Check with your Whole Foods for these ingredients. Mine had all of them (including kombu and bonito flakes!) so you may just need to make one trip! I bought packaged shaved beef – like you would use for Philly cheesesteak ( Heritage was the brand. It worked perfectly and required zero slicing. This was such a fun recipe to make and tasted very similar to Yoshinoya – better of course!
I totally forgot about Yoshinoya beef bowls until I saw this recipe! I used to be obsessed, so I’m so excited to try this recipe. Would the beef in the recipe be the bulgogi one at a Korean market? Or chadol? Or shabu? (Or another thin sliced one?)
Thank youuu
The recipe looks interesting, I would be happier if I already had the ingredients of kombu, bonito flakes, red pickled ginger, mirin and sake!!!!!!!!!!!!!!!!!!! Usually I avoid recipes that make me buy 1 teaspoon of something or a 1/4 of a cup of another ingredient.

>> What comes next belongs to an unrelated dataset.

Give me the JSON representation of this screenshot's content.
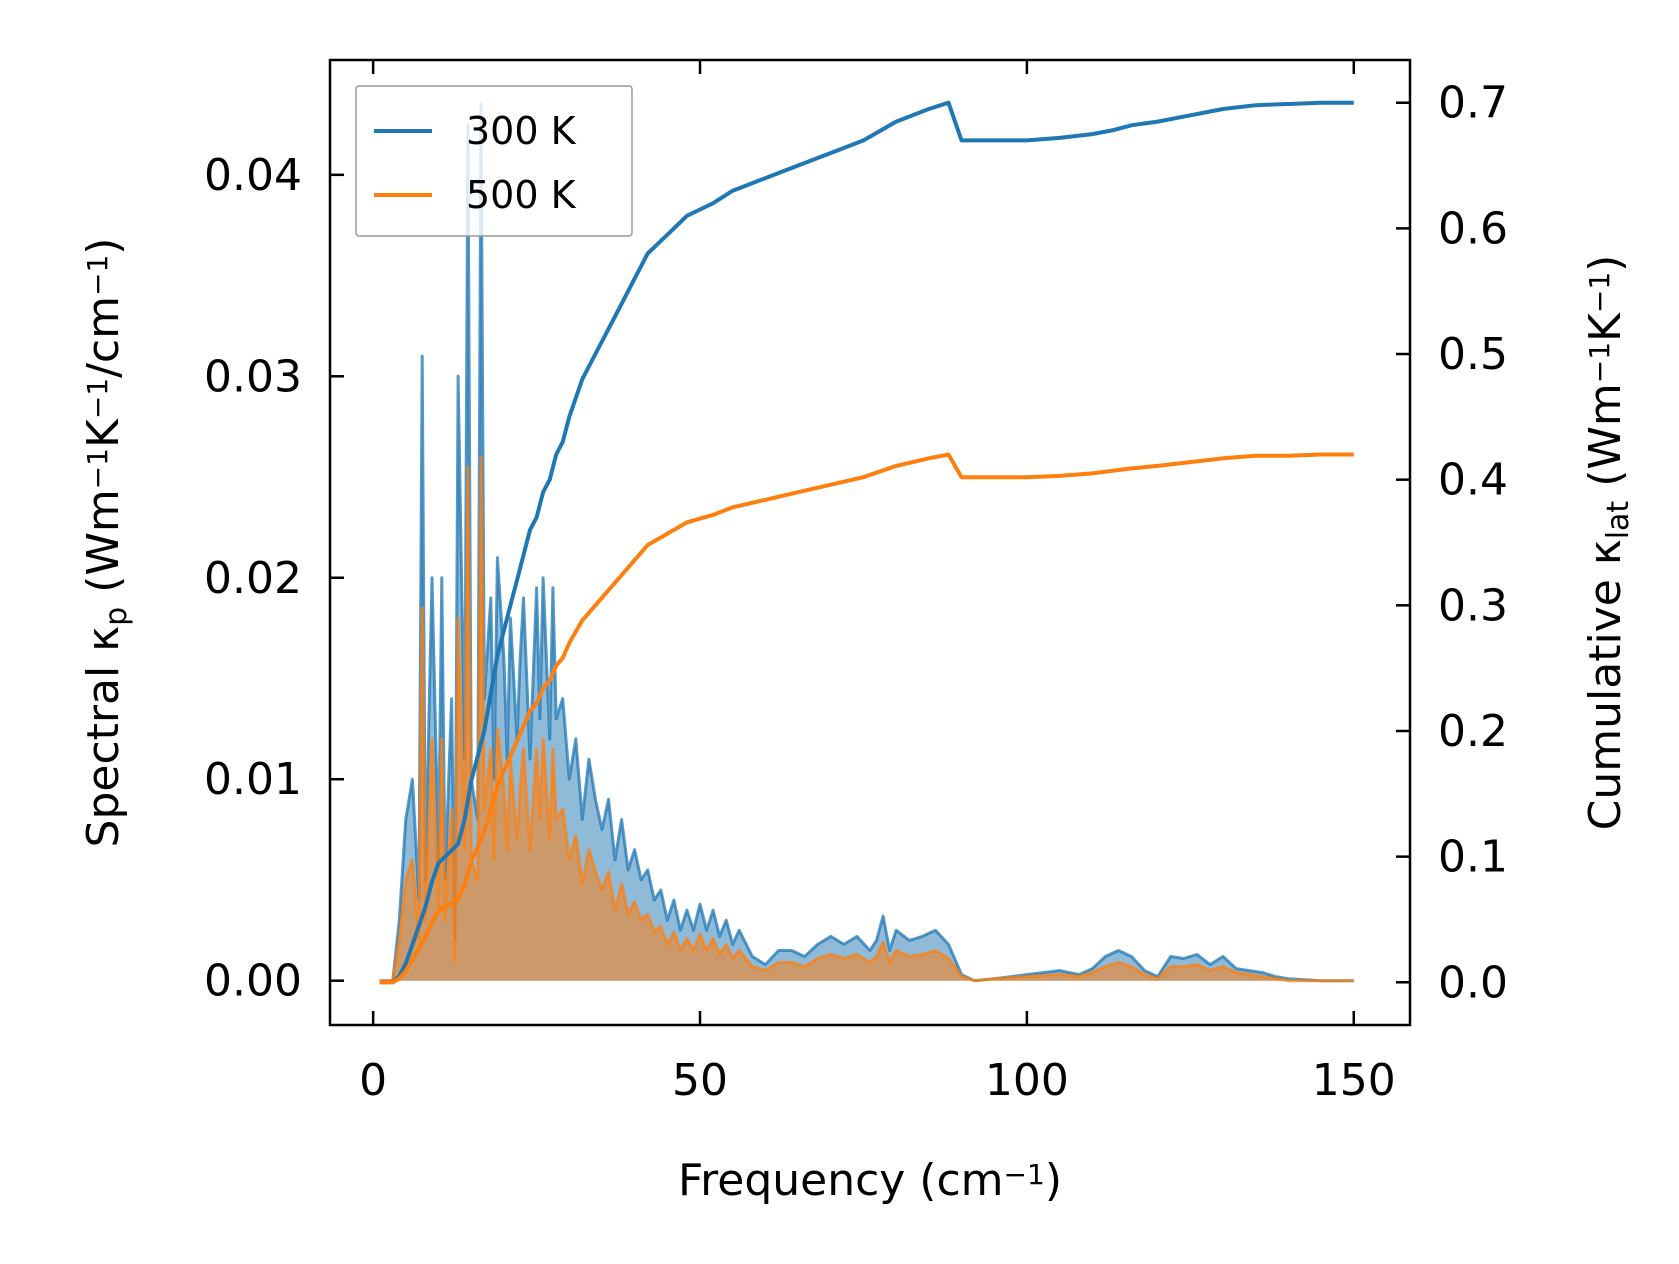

The recipe’s directions stops abruptly with # 2 and doesn’t say what to do with the broth???????? Do we distribute it into the 4 bowls and does this now become more like a soup?????
Great question! The dashi broth is used in step #2.
2. Heat dashi broth, onion, sake, mirin, soy sauce and sugar in a large stockpot or Dutch oven over medium high heat. Bring to a boil; reduce heat and simmer, about 8 minutes.
For the GYUDON (JAPANESE BEEF RICE BOWL), I get that the broth is used to heat the onions and beef. But step 5 says nothing about using the broth afterwards, do you divide it among the 4 bowls after placing the beef, eggs, pickled ginger and garnishes on top of the rice?
Great idea this morning…lots of new names but sure be tasty!